Allélopathie : ensemble des effets inhibiteurs ou au contraire stimulants que les plantes exercent les unes sur les autres.
Le nez des insectes ?
L’art d’associer les plantes est un sujet très tendance, très à la mode. On évoque souvent, pour justifier certains compagnonnages, les odeurs qu’émettraient certaines plantes qui seraient répulsives sur les ravageurs.
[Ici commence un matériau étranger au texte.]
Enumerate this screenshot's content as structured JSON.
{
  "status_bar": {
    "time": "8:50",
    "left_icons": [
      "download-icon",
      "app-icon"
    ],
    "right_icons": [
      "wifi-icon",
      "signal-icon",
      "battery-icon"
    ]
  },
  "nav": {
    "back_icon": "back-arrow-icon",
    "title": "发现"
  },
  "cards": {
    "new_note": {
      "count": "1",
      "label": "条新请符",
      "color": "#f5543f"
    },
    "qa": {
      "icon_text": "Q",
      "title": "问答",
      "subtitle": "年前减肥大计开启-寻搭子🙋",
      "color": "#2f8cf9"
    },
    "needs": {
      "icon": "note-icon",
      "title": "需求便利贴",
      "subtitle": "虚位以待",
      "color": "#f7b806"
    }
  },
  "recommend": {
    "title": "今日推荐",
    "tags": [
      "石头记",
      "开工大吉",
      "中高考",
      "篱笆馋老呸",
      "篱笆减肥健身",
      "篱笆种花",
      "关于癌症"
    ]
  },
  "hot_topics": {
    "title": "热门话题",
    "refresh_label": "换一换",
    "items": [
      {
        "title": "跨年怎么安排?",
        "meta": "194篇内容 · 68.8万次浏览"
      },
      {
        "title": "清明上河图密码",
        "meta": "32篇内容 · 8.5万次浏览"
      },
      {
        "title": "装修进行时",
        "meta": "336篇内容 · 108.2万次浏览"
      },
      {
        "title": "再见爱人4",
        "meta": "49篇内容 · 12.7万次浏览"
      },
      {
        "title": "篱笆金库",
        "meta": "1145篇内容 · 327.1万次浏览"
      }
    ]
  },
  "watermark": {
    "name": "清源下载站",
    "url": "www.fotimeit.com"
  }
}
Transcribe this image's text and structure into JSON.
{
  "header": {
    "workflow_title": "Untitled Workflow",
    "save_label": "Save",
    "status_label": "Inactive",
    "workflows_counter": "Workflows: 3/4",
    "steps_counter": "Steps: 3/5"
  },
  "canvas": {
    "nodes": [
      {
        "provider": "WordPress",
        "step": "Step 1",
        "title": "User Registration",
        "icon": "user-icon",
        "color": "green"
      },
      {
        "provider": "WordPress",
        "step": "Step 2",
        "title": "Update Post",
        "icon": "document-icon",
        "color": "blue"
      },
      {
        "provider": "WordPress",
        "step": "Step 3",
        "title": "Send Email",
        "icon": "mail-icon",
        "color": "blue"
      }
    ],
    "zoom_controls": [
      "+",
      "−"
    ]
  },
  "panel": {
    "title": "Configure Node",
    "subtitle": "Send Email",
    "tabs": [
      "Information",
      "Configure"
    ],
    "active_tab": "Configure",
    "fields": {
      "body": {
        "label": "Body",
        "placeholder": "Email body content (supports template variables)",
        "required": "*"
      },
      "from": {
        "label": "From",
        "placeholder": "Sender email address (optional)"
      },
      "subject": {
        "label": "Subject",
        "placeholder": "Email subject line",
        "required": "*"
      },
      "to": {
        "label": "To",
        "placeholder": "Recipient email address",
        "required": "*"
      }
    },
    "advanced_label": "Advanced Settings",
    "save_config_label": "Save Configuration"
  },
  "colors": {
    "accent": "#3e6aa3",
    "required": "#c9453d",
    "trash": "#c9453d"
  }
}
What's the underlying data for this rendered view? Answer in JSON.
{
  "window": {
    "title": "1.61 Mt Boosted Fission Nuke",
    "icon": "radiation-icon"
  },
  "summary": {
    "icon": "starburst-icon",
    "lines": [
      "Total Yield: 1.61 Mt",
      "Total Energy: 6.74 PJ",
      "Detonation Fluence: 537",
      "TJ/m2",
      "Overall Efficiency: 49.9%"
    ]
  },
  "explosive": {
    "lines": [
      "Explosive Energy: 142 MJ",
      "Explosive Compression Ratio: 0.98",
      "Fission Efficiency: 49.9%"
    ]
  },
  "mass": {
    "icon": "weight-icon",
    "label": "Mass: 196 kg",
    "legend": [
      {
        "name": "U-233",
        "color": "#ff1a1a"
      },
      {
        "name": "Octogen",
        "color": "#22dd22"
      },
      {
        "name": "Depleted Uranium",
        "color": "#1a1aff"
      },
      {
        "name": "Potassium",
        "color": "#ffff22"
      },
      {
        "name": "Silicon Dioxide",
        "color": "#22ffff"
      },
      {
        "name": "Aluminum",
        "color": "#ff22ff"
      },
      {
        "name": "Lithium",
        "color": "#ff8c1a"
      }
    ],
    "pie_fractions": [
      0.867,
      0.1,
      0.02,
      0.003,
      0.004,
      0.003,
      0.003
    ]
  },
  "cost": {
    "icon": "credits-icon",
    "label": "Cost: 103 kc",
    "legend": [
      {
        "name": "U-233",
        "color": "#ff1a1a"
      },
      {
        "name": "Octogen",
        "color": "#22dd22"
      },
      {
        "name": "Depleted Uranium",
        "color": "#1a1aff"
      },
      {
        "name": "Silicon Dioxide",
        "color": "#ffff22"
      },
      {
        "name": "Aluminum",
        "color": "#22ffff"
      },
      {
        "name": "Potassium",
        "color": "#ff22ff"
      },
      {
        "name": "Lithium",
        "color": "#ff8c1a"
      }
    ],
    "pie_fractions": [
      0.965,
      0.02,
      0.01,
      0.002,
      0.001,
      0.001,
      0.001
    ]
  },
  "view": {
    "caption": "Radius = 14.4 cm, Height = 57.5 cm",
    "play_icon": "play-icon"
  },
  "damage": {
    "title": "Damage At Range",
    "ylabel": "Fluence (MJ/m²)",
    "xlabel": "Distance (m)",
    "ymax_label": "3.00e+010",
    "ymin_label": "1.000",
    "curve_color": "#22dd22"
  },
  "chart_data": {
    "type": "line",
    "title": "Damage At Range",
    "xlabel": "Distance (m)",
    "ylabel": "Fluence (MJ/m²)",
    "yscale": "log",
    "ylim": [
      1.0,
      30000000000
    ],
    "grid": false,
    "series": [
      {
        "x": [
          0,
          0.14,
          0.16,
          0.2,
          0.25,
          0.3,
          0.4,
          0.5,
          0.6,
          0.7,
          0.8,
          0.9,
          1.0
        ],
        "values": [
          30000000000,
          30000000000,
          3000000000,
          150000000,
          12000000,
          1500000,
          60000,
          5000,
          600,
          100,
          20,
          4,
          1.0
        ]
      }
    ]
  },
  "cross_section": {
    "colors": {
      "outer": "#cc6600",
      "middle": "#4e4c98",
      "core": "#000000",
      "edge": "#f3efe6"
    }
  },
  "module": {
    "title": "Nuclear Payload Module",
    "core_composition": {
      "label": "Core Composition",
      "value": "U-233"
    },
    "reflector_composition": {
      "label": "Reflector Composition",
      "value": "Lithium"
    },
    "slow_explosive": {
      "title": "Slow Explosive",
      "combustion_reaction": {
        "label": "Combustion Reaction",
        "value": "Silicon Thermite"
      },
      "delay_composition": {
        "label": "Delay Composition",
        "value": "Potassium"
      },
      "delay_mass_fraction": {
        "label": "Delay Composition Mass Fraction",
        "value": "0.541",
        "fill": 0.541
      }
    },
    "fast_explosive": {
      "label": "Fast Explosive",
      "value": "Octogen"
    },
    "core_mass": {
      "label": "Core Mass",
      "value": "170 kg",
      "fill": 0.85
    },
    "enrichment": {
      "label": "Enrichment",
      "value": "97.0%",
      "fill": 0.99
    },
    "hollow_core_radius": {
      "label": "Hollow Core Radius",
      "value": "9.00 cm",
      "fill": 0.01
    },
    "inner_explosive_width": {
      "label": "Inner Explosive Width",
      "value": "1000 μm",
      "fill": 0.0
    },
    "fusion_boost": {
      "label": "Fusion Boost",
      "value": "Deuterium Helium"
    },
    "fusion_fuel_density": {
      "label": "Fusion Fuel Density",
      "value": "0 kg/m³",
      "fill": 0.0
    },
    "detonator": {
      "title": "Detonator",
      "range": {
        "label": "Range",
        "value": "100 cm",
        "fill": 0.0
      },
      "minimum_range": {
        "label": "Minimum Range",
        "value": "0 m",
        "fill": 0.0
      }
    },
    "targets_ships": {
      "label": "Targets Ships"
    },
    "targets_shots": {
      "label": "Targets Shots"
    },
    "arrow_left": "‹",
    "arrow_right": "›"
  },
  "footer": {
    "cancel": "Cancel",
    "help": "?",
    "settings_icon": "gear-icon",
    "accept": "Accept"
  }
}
Une hypothèse qui m’a toujours fait douté. En effet, si les insectes possèdent bien un odorat, il leur est utile pour reconnaître les plantes qu’ils vont consommer, sur lesquels ils vont pondre. Or pour marier les plantes, nous nous basons souvent sur les odeurs que nous percevons, nous, humains. Et vous m’accorderez que notre nez n’est en rien comparable avec les organes de l’odorat des insectes.
Messages souterrains
Je ne dis pas pour autant que les odeurs des végétaux ne jouent pas de rôle dans la prévention des pucerons, chenilles et autres ravageurs attaquant occasionnellement nos légumes (je respecte les fruits de l’observation de décennies de jardiniers). Mais je l’explique plus facilement par quelques données scientifiques à notre disposition par la communication souterraine des plantes.
En effet, les racines émettent des secrétions dans le sol (des phénols, des alcaloïdes, des enzymes....) qui sont autant de messages, qui possèdent une influence sur celles des végétaux voisins. Certains végétaux diffusent des substances qui leur sont spécifiques : allicine chez l’ai, pisatine par le pois...
Sombre noyer...
C’est ainsi le cas du noyer dont les racines excrètent de la juglone, une substance toxique pour certains champignons, bactéries... et pour tout un panel de plantes. D’ailleurs vous pourrez vous-même constater que la végétation est assez réduite sous le couvert des noyers. D’où la réputation de l’ombre mortelle des arbres. On a, en effet, longtemps recommandé aux moissonneurs ou aux flaneurs de ne pas s’allonger sous les noyers sous peine de maladies parfois mortelles.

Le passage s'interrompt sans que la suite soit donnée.